The joint CLE presentation began with a video, “The Road to Brown,” and follow-up discussion led by N.C. Superior Court Judge Howard Manning.

Next on the agenda was a panel discussion: The Attorney and Paralegal Roles in Diversity Issues in the Workplace. Judge Martha Geer of the N.C. Court of Appeals moderated a panel consisting of Carol Brooke of the N.C. Justice and Community Development Center, Gayle Mozee? of Los Angeles and Raleigh attorney Stephen Smalley.
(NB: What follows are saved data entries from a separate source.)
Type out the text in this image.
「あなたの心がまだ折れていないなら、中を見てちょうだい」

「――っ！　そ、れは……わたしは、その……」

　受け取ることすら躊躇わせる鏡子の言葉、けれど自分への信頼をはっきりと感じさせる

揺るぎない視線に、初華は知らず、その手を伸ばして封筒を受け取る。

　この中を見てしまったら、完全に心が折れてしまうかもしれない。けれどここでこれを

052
Following lunch and annual meetings, which included an address to the LAD from NCBA President-Elect Gray Wilson, break-out sessions were conducted by each group. Mozee? presented a motivational program, Moving Up the Invisible Career Ladder, to the LAD.

The Constitutional Rights and Responsibilities Section conducted a panel discussion, Brown’s Impact on Litigation Theories, Strategies and Remedies: Is the Pendulum Swinging Back? Marshall Dayan of the North Carolina Central University School of Law moderated the panel, joined by UNC professors Jack Boger and John Connelly, Charlotte attorneys Luke Largess and Kevin Parsons and Chapel Hill attorney Adam Stein.

The proceedings concluded with general sessions devoted to Multiculturalism and the Struggle with Racial Profiling, led by ACLU Foundation staff attorney Reginald Shuford of Brooklyn, and Representing Zacarias Moussaoui, led by his counsel, Assistant Federal Public Defender Gerald Zerkin of Richmond, Va.